Pero Jesús no le respondió ni una palabra; de tal manera que el gobernador se maravillaba mucho.
¿Por qué guardaste silencio tú Señor que podías decir tanto? Con tu palabra calmaste la tormenta, resucitaste a los muertos. Tus palabras asombraron a los sabios callaste a los que te probaban y avergonzaste a los hipócritas.
¡Cuán profundas y ricas tus bienaventuranzas! ¡Cuán esperanzadoras tus llamadas e invitaciones al pecador! ¡Cuán tiernas tus palabras sobre los niños.! ¡Cuán solemnes tus oraciones al Padre! ¡Cuán sentidas tus palabras por tu amigo muerto y tu ciudad incrédula!,…
Y ahora callas, callas ante los insultos, callas ante las acusaciones injustas que te hacen y las provocaciones para que te defiendas.

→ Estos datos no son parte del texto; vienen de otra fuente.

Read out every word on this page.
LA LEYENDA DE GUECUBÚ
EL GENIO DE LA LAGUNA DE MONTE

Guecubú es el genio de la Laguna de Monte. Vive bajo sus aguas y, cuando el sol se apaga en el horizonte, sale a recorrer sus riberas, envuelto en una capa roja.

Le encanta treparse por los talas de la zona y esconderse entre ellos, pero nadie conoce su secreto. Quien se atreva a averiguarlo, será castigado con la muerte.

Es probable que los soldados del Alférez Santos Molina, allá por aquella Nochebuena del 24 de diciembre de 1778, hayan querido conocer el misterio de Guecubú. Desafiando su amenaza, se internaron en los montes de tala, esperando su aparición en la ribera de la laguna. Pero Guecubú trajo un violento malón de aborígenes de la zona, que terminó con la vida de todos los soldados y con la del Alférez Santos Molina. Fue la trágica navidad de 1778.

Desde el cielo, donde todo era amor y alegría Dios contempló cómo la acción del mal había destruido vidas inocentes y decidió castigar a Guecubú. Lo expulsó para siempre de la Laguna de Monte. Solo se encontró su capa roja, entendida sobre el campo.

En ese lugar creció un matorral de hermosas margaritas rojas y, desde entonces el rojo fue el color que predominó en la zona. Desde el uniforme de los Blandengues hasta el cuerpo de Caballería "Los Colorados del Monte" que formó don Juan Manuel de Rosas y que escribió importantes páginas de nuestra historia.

No, ninguna palabra sale de tu boca para defenderte o justificarte, no lo necesitas, tú eres justo y lo sabes, no quieres evitar la muerte, al contrario sales a su encuentro. No quieres ni agradar, ni satisfacer a los hombres, sino al Padre, al que obedeces hasta el final, tu respuesta es a Él y esta muerte, por mí. Ahora tu defensa ante el Padre no es por ti, sino por mí.
¡Bendita voz la tuya cuando hablaste y bendito silencio el tuyo cuando callas!
Sí, todos nos maravillamos ante tu silencio, unos, el gobernador y tus acusadores porque se sorprenden y no entienden y yo ahora porque entiendo. Tú y yo callamos.